I have read a number of blogs and comments by people who have visited, and they tend to fall into two camps. People who love Vietnam and people who hate Vietnam. I have had a tendency in the past to get very black and white about things, but when it comes to Vietnam it’s more complicated than that. There are things I dislike intensely about Vietnam, and there are things that I love about Vietnam. Like Nomadic Matt, who can’t get past the utter disrespect he experienced when dealing with unscrupulous people, I almost let the experiences cloud my opinion of the country. At one point I almost reached critical mass, but every time there were people or acts of kindness that kept me from falling into the I hate Vietnam category. I just couldn’t bring myself to throw the baby out with the bathwater. Strangely enough, upon my return to Saigon, I have encountered no issues with being ripped off or even taxi cab dishonesty which is rampant in Ho Chi Minh City. It is such a problem that my hotel has about 500 words dedicated to it on the flip side of the city map they hand out. In fact, when visiting Saigon or Hanoi, your hotel desk staff is your best defense against problems you might encounter. They can give you proper fares for specific taxi rides, and appropriate prices for souvenirs and street food.

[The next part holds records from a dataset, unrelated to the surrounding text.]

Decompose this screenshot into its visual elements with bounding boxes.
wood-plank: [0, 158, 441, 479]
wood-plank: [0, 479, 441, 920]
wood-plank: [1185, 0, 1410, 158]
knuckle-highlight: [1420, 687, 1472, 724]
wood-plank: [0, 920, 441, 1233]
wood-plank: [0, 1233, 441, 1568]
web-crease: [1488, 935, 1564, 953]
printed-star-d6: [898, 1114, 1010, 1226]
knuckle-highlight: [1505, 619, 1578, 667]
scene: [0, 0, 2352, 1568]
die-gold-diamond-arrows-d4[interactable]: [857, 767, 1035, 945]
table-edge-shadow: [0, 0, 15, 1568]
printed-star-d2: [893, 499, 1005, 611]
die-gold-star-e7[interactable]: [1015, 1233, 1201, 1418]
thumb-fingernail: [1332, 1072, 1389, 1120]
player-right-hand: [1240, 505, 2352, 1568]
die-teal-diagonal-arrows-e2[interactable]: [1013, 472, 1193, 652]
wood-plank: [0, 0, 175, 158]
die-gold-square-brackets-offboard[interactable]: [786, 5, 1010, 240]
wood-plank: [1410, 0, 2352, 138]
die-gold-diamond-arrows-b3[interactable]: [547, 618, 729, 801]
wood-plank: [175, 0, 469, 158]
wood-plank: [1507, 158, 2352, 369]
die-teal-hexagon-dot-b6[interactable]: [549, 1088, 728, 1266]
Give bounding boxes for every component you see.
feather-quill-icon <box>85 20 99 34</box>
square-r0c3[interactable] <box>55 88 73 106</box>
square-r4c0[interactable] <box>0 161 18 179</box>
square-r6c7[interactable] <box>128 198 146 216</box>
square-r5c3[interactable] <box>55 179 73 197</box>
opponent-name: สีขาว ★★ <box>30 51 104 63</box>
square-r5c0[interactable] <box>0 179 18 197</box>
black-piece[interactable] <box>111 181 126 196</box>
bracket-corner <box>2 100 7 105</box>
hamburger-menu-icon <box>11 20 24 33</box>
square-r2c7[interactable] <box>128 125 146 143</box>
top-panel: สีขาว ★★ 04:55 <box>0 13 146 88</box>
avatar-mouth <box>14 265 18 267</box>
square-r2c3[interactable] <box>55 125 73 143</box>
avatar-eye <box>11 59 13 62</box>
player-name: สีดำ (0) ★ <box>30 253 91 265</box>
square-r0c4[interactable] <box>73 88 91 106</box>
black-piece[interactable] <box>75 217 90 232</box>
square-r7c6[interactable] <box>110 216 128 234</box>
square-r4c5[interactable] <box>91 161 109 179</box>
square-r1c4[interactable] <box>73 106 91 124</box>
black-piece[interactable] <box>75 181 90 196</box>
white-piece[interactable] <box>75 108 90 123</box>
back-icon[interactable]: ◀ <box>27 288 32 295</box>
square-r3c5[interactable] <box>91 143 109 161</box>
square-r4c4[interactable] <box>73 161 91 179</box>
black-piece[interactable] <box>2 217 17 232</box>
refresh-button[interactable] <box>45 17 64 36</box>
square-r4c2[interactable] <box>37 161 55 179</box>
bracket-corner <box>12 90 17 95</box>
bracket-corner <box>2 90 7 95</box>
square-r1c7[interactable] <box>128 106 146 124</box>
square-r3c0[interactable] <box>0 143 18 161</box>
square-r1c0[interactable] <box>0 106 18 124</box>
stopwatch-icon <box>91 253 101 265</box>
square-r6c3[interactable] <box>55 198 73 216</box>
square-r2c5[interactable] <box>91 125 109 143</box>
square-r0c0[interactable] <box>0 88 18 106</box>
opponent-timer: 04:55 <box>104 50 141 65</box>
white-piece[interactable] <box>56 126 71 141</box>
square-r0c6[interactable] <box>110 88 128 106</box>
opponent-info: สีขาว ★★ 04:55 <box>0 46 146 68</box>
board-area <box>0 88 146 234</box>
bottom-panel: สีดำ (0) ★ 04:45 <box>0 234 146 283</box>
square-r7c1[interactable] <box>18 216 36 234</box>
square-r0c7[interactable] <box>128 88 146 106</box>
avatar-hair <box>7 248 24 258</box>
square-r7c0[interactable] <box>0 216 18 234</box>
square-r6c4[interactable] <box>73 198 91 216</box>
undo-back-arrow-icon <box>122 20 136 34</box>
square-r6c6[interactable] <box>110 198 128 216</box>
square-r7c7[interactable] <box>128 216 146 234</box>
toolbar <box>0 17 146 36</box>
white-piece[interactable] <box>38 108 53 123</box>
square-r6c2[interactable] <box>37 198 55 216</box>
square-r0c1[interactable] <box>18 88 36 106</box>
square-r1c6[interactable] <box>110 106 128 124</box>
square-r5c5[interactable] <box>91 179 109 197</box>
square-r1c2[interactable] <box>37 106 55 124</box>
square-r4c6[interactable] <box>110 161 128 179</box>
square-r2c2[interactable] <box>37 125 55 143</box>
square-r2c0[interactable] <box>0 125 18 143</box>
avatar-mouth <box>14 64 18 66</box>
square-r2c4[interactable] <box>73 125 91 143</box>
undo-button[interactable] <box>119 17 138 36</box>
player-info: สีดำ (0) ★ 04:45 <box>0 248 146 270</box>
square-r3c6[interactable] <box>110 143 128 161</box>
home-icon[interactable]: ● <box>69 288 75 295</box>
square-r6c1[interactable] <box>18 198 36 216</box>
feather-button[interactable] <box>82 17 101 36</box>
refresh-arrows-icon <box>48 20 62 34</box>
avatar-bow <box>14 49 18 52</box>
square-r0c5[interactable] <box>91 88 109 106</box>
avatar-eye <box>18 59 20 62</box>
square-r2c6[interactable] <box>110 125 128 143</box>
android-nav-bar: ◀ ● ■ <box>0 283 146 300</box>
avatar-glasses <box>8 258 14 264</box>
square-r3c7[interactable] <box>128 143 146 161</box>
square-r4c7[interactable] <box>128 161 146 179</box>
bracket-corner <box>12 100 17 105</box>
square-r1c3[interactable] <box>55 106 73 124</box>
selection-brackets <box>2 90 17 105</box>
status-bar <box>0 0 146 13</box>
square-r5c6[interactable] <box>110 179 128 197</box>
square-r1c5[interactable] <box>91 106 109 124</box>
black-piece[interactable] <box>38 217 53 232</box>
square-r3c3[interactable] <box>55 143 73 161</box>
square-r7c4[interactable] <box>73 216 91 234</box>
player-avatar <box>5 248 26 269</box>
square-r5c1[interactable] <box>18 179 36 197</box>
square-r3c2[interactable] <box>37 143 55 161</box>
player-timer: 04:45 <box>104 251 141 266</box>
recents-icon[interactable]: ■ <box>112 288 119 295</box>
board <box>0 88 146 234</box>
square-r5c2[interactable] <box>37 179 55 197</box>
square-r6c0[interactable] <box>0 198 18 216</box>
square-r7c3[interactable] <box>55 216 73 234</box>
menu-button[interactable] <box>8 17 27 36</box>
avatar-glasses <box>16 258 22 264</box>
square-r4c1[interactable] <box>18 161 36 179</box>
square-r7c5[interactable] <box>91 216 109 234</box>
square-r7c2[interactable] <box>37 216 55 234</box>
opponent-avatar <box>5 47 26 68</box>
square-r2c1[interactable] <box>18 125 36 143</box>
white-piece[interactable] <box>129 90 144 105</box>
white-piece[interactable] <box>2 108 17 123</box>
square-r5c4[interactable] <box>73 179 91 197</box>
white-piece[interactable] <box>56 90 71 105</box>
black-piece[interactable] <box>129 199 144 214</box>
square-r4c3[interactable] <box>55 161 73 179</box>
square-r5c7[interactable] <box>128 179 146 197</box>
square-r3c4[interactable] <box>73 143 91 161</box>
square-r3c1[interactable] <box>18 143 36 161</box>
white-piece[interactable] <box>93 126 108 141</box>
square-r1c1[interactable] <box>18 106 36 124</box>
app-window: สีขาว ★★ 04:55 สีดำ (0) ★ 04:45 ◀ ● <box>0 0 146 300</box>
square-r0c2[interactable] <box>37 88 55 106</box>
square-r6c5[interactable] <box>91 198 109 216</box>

I think a lot of the problem stems from the war, and old wounds that haven’t healed. The Vietnamese lost 3,000,000 people not to mention the wounded and countless people affected by agent orange and unexploded bombs. The young people are less inclined to negative behaviors toward tourists, and I think that can certainly be attributed to being born long after the war and its lingering effects. Getting scraped for the odd dollar here and there is not a big deal. It’s when people want to charge you 3-5 times what something is worth and then try to short change you in the same transaction. This is when things get ugly. Unfortunately, there are many people who have no problem behaving this way even going to point of making fun of you to their friends while they are taking advantage of you.
The good news is that this sort of behavior tends to be centered around the big cities or major tourist areas. Get out into the county in places featured in my blog like Sapa, Phong Nha, and Dalat, and this sort of thing is virtually nonexistent. I am grateful to have seen the country from so many different angles. Vietnam has been through a lot through the years and is very much a work in progress. Trash is a major problem in Vietnam, but even the ubiquitous rubbish is being addressed in a few areas like Phong Nha Ke Bang national park, Nha Trang Beach, and areas of downtown Dalat which are kept spotless. I can only see this trend increasing as the government becomes aware that a beautiful Vietnam attracts more tourist dollars. I expect in time they will crack down on the dishonest taxi drivers as well. Everywhere I went on my way down the coast there was an amazing amount of building and public works projects going on in common areas. I can’t imagine the government investing all of this money to have it squandered by litter and an unscrupulous citizenry.
So, by all means, visit Vietnam, but go with your eyes open and prepared for the issues I have mentioned. Just don’t take any of it personally, ask for the price up front, and be prepared to walk away from someone trying to overcharge you or rip you off.